• hıncal uluç un alfa yayınlarından çıkmış yeni kitabıymış,sabah gazetesinde ses getirmiş köşe yazılarından oluşuyomuş,içinde aşk,sevgi,mutluluğa dair şaşırtıcı düşünceleri varmış
  • kapı zili çalıp, açılmasını bekleyip, sıcak bir şekilde de karşılanma arzusu ile yanıp tutuşmanın alernatifi olan kapı anahtarı sahibine güç ve ayrıcalık tanıyan eylem.

    anahtar sahibi ve hatta kapı anahtarı sahibi olmak bir çeşit sahiplenmek ve aidiyet duygusu verir. bu nedenle; evde kapı açacak birileri dahi olsa kişi kapıyı anahtarla açarak içeri girince ''ben buranın sahibiyim.'' demek ister.

    kapı anahtarı sahibi; bir gün zili çalıyorsa mutlaka verecek bir mesajı ve ev halkının da soracak soruları var demektir.
  • kırarak açmaktan daha akıllıca olan eylemdir.
  • kendine ait bir yuvaya delalettir kimi zaman, kimi zamansa sana kapiyi acacak kadar ozel birinin olamadigina.
  • yaklaşık iki yıldır yaşamımı sürdürdüğüm iki ayrı ülkenin iki ayrı şehrindeki beş evde her allahın gün gerçekleştirdiğim eylem.

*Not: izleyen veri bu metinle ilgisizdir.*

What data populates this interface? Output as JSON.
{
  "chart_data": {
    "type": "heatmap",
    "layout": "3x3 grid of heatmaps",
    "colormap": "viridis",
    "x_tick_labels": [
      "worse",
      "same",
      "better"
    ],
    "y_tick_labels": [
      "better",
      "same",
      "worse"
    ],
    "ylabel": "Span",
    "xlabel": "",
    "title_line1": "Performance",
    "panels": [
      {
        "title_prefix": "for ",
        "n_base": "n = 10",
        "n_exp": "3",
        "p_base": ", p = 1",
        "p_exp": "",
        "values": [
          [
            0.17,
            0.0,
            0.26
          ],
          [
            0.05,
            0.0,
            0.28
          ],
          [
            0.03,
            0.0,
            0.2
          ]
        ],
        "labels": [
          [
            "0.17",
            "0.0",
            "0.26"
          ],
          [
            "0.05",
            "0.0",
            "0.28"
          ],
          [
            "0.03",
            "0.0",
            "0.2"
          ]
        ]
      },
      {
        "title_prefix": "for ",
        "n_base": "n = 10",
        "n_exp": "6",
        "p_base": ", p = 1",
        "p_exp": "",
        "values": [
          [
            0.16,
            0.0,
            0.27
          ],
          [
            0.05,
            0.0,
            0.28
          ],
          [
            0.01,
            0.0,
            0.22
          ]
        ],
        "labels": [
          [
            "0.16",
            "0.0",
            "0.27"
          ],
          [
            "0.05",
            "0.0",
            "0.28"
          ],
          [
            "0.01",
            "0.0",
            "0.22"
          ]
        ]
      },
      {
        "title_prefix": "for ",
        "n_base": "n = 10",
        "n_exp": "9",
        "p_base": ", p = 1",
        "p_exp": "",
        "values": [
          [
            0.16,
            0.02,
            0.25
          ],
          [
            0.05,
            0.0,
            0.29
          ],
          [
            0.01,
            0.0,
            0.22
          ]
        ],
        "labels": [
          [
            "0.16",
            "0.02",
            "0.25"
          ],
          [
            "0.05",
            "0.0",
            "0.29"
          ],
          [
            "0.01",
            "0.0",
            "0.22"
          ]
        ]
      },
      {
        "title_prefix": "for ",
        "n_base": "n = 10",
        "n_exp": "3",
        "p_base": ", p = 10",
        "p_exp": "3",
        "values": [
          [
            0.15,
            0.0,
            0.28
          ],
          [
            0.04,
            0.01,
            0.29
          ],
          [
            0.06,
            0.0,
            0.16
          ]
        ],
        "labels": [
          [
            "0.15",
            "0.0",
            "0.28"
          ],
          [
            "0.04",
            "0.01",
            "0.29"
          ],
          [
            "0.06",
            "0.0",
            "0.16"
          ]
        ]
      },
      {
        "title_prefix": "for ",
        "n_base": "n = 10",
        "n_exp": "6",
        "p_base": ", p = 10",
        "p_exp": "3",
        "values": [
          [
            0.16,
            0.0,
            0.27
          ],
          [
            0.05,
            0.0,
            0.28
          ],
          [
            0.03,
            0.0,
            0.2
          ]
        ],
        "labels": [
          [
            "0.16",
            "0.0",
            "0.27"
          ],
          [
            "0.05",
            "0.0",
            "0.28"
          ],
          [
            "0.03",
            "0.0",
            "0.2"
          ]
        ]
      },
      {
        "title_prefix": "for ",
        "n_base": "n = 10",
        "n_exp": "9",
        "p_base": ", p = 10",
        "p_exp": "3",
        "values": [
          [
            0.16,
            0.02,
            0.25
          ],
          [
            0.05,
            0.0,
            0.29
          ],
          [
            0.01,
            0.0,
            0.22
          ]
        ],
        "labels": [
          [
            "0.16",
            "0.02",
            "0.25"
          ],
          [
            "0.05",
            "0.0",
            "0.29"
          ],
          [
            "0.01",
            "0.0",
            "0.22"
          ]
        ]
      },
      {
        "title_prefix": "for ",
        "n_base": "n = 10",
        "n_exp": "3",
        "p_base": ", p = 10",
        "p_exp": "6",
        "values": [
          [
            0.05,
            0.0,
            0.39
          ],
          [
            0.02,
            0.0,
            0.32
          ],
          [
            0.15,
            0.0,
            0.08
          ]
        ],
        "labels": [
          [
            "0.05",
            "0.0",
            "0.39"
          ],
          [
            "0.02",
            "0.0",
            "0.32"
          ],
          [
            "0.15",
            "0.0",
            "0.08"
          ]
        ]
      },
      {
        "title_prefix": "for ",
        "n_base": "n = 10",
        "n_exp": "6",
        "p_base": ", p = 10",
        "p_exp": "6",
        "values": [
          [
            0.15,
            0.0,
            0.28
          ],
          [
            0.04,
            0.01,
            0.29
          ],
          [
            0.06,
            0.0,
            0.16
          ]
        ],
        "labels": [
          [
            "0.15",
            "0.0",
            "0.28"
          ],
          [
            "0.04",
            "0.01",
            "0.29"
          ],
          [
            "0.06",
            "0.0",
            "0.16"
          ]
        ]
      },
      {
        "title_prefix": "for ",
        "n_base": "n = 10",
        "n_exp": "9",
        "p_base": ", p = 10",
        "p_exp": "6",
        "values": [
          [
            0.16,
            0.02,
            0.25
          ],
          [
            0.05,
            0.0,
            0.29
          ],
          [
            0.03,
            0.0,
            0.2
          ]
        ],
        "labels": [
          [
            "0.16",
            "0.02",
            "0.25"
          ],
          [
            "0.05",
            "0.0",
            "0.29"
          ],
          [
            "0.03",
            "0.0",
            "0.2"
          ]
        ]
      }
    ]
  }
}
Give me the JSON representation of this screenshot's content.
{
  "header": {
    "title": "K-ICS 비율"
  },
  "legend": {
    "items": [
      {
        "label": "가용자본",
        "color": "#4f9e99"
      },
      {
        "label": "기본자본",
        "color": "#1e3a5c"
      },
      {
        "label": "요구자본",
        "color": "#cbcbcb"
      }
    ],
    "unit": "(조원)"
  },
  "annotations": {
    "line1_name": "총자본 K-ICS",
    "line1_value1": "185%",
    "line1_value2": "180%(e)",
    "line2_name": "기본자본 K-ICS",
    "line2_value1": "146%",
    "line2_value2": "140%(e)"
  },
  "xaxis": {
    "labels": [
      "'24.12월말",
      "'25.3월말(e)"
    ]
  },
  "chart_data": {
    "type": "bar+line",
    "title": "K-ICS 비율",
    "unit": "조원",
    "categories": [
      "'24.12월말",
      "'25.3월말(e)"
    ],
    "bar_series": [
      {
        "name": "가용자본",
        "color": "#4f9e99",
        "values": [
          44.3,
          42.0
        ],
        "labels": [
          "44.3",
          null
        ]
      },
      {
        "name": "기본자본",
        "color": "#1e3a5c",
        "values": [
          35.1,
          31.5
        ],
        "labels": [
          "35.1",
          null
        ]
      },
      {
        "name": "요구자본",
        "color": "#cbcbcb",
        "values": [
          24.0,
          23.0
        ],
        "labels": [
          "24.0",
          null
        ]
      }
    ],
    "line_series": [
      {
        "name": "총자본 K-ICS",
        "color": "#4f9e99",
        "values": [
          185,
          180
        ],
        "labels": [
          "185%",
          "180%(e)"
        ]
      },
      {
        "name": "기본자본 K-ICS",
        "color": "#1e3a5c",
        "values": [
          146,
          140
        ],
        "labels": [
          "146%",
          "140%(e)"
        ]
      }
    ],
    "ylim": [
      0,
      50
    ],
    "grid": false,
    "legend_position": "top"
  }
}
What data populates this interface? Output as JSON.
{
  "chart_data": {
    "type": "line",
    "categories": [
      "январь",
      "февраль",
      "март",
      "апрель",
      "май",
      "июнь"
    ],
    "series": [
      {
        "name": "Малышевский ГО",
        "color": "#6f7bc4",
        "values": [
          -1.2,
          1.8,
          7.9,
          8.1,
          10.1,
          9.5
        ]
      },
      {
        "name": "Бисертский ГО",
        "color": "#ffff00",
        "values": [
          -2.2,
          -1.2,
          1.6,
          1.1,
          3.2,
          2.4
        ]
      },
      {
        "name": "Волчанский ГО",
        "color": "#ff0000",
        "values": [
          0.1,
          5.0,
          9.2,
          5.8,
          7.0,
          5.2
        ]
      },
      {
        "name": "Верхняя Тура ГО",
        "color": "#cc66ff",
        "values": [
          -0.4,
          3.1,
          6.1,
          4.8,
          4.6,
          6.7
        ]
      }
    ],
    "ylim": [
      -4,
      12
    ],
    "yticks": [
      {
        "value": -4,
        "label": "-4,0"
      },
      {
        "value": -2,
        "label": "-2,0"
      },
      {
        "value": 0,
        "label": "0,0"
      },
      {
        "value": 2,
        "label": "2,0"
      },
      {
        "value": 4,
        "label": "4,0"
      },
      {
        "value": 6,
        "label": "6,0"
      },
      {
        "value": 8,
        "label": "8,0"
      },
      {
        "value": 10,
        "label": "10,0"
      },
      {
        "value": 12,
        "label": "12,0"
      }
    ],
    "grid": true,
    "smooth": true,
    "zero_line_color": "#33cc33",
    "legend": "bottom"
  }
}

    sessizliktir, duyulan sadece anahtarın şıkırtısıdır,
    yanlızlıktır, eşlik eden sadece anahtarlıktır,
    karanlıktır, görülen kapalı panjurlardır,
    gözyaşıdır, hatırlanan renkli, cıvıl cıvıl anılardır...
  • hırsız yaptığında şaşırtıcı olacağı aşikar olan eylemdir.
  • ... kisinin iki eli de doluysa [alisveris paketleri olur, bebek olur, olur da olur*], zorlu bir istir.
    iyi strateji, beceri ve sabir ister.
    ayrica* boyle bir siir vardi eskiden, savas ay okuyordu. klibi bile vardi sanki.
    "kapiyi anahtarla acmayi sevmiyorum be" diye mi basliyordu, neydi.

    hayirdir insallah.
    neler oluyor hayatta, bu da olur elbet. *
  • kitabın hıncal uluç'a ait olduğunu duyanların "olm bu hıncal uluç ne zaman kitap bastı aşkla ilgili, bu spor yazarı değilmiydi, noluyoz lem, dünya tersine mi döndü" dediği, fakat içerik olarak kısa öz ve akıcı bir dille yazılmış maliyeti gayet cüzzi rakamlarda olan bir kitap.
    hele hele duygusal insanların, aşk'a önem verenlerin içerisindeki kısa yazıları okuması tam bir duygu helezonu yaratacaktır.
  • engin ardıç ın hıncal uluç ve ece gürsel in beraber verdiği röportaj ve çıkan haberler hakkında yazdığı ayar dolu makalenin bir yerinde geçerdi bu ifade.
    "ben altmış altı değil, 'henüz' elli üç yaşımdayım. kimseyi kıskandığım falan da yok. beni 'olumsuz' bulanlar pek şaşacaklar ama, mutluyum.
    kendimce mutluyum: yirmi birlik kızlar 'amca' diyorlar ama akşam eve geldiğim zaman kapıyı anahtarla açmıyor, zili çalıyorum." diyordu engin ardıç yazısında.
    o zaman uyanmamıştım ama şimdi farkediyorum ki bu kısa ifade bayağı doğru bir yerde kullanılmış.
  • evde anne oldugu halde anahtarla acılıyorsa akabinde annenin mutlak suretle kızııımmmmmmmmm sen mi geldin sorusuyla karsılasılır.